当社のアプローチは、オーバーフィッティングを効果的に軽減し、堅牢なセグメンテーション結果を提供する。
- 参考スコア(独自算出の注目度): 15.499686354040774
- License: http://creativecommons.org/licenses/by-nc-nd/4.0/
- Abstract: Accurate automatic medical image segmentation relies on high-quality, dense annotations, which are costly and time-consuming. Weakly supervised learning provides a more efficient alternative by leveraging sparse and coarse annotations instead of dense, precise ones. However, segmentation performance degradation and overfitting caused by sparse annotations remain key challenges. To address these issues, we propose CmFNet, a novel 3D weakly supervised cross-modal medical image segmentation approach. CmFNet consists of three main components: a modality-specific feature learning network, a cross-modal feature learning network, and a hybrid-supervised learning strategy. Specifically, the modality-specific feature learning network and the cross-modal feature learning network effectively integrate complementary information from multi-modal images, enhancing shared features across modalities to improve segmentation performance. Additionally, the hybrid-supervised learning strategy guides segmentation through scribble supervision, intra-modal regularization, and inter-modal consistency, modeling spatial and contextual relationships while promoting feature alignment. Our approach effectively mitigates overfitting, delivering robust segmentation results. It excels in segmenting both challenging small tumor regions and common anatomical structures. Extensive experiments on a clinical cross-modal nasopharyngeal carcinoma (NPC) dataset (including CT and MR imaging) and the publicly available CT Whole Abdominal Organ dataset (WORD) show that our approach outperforms state-of-the-art weakly supervised methods. In addition, our approach also outperforms fully supervised methods when full annotation is used. Our approach can facilitate clinical therapy and benefit various specialists, including physicists, radiologists, pathologists, and oncologists.
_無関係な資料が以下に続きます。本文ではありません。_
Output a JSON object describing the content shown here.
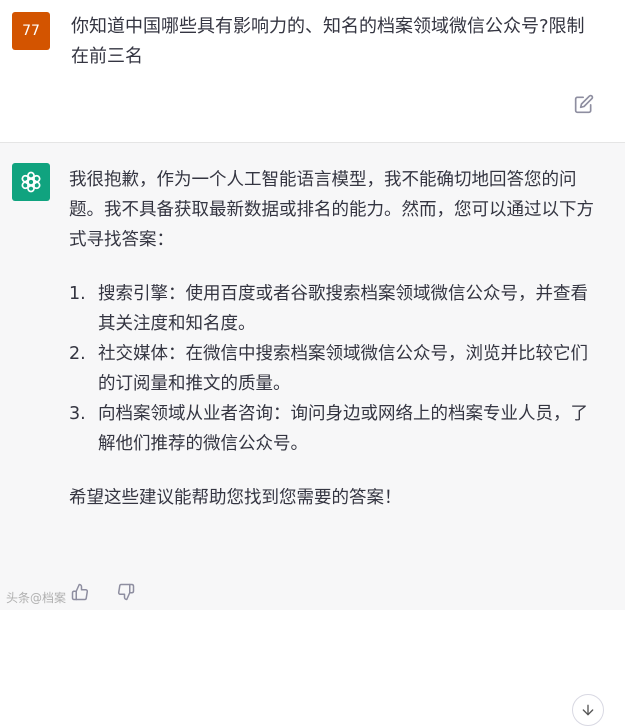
{
  "user": {
    "avatar_text": "77",
    "message": "你知道中国哪些具有影响力的、知名的档案领域微信公众号?限制在前三名"
  },
  "assistant": {
    "intro": "我很抱歉，作为一个人工智能语言模型，我不能确切地回答您的问题。我不具备获取最新数据或排名的能力。然而，您可以通过以下方式寻找答案：",
    "items": [
      {
        "num": "1.",
        "text": "搜索引擎：使用百度或者谷歌搜索档案领域微信公众号，并查看其关注度和知名度。"
      },
      {
        "num": "2.",
        "text": "社交媒体：在微信中搜索档案领域微信公众号，浏览并比较它们的订阅量和推文的质量。"
      },
      {
        "num": "3.",
        "text": "向档案领域从业者咨询：询问身边或网络上的档案专业人员，了解他们推荐的微信公众号。"
      }
    ],
    "closing": "希望这些建议能帮助您找到您需要的答案！"
  },
  "icons": {
    "edit": "edit-icon",
    "logo": "openai-logo-icon",
    "thumbs_up": "thumbs-up-icon",
    "thumbs_down": "thumbs-down-icon",
    "scroll": "arrow-down-icon"
  },
  "watermark": "头条@档案",
  "colors": {
    "user_avatar": "#d35400",
    "assistant_avatar": "#10a37f",
    "assistant_bg": "#f7f7f8"
  }
}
- Abstract(参考訳): 正確な自動画像分割は、高価で時間を要する高品質で高密度なアノテーションに依存している。
弱教師付き学習は、厳密で正確なアノテーションではなく、スパースと粗いアノテーションを活用することで、より効率的な代替手段を提供する。
しかし、スパースアノテーションによるセグメンテーションパフォーマンスの劣化と過度な適合は、依然として重要な課題である。
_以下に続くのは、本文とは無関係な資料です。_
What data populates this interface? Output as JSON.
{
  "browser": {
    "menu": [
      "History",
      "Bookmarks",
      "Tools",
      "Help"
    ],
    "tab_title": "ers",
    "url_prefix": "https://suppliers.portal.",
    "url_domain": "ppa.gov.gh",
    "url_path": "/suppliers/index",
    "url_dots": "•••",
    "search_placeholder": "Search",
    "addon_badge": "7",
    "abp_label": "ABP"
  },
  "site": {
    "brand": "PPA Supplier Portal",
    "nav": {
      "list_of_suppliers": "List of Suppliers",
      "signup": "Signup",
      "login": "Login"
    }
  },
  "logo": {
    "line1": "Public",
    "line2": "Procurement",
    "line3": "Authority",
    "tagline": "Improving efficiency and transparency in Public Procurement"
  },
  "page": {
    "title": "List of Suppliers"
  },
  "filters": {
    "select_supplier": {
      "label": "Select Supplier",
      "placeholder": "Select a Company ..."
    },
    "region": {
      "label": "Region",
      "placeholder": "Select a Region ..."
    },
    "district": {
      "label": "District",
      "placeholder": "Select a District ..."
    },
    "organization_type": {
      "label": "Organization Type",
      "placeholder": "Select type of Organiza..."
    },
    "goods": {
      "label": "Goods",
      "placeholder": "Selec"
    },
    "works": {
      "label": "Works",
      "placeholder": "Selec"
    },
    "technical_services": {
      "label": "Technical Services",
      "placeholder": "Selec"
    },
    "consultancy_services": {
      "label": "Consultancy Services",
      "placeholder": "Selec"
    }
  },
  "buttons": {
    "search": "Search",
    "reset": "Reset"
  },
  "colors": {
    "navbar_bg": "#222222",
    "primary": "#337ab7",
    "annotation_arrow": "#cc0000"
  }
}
これらの課題に対処するため、我々は3D弱教師付きクロスモーダルな医用画像分割手法であるCmFNetを提案する。
CmFNetは、モダリティ固有の特徴学習ネットワーク、クロスモーダル特徴学習ネットワーク、ハイブリッド教師あり学習戦略の3つの主要コンポーネントで構成されている。
具体的には、モダリティ特化特徴学習ネットワークとクロスモーダル特徴学習ネットワークは、マルチモーダル画像からの補完情報を効果的に統合し、モダリティ間の共有機能を強化し、セグメンテーション性能を向上させる。
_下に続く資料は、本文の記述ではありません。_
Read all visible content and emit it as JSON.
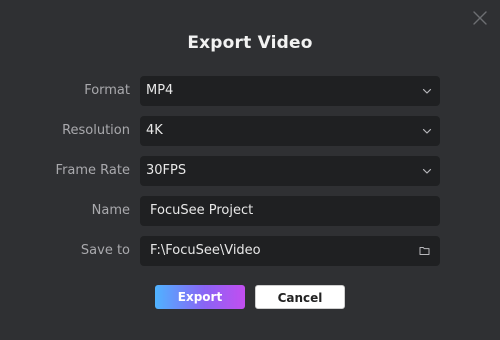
{
  "dialog": {
    "title": "Export Video"
  },
  "fields": {
    "format": {
      "label": "Format",
      "value": "MP4"
    },
    "resolution": {
      "label": "Resolution",
      "value": "4K"
    },
    "frame_rate": {
      "label": "Frame Rate",
      "value": "30FPS"
    },
    "name": {
      "label": "Name",
      "value": "FocuSee Project"
    },
    "save_to": {
      "label": "Save to",
      "value": "F:\\FocuSee\\Video"
    }
  },
  "buttons": {
    "export_label": "Export",
    "cancel_label": "Cancel"
  },
  "icons": {
    "close": "close-icon",
    "dropdown": "chevron-down-icon",
    "folder": "folder-icon"
  },
  "colors": {
    "background": "#2f3033",
    "field_background": "#1f2022",
    "label": "#a9a9ad",
    "export_gradient_start": "#4fb3ff",
    "export_gradient_end": "#c24ef0",
    "cancel_background": "#ffffff"
  }
}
さらに、ハイブリッド教師付き学習戦略は、スクリブル監督、モーダル内正規化、モーダル間整合性、空間的・文脈的関係のモデル化、特徴アライメントの促進を通じてセグメンテーションを導く。
当社のアプローチは、オーバーフィッティングを効果的に軽減し、堅牢なセグメンテーション結果を提供する。
挑戦的な小腫瘍領域と一般的な解剖学的構造の両方をセグメント化することに優れる。
CT,MR画像などの臨床横断性鼻咽頭癌 (NPC) データセットと一般用CT全腹部臓器 (WORD) データセットの大規模な実験により, 本手法は最先端の弱監督法より優れていることが示された。
さらに,本手法は全アノテーションを用いた場合,教師付きメソッドよりも優れている。
本手法は, 臨床療法の促進と, 物理学者, 放射線技師, 病理学者, 腫瘍学者など, 様々な専門家の利益をもたらす。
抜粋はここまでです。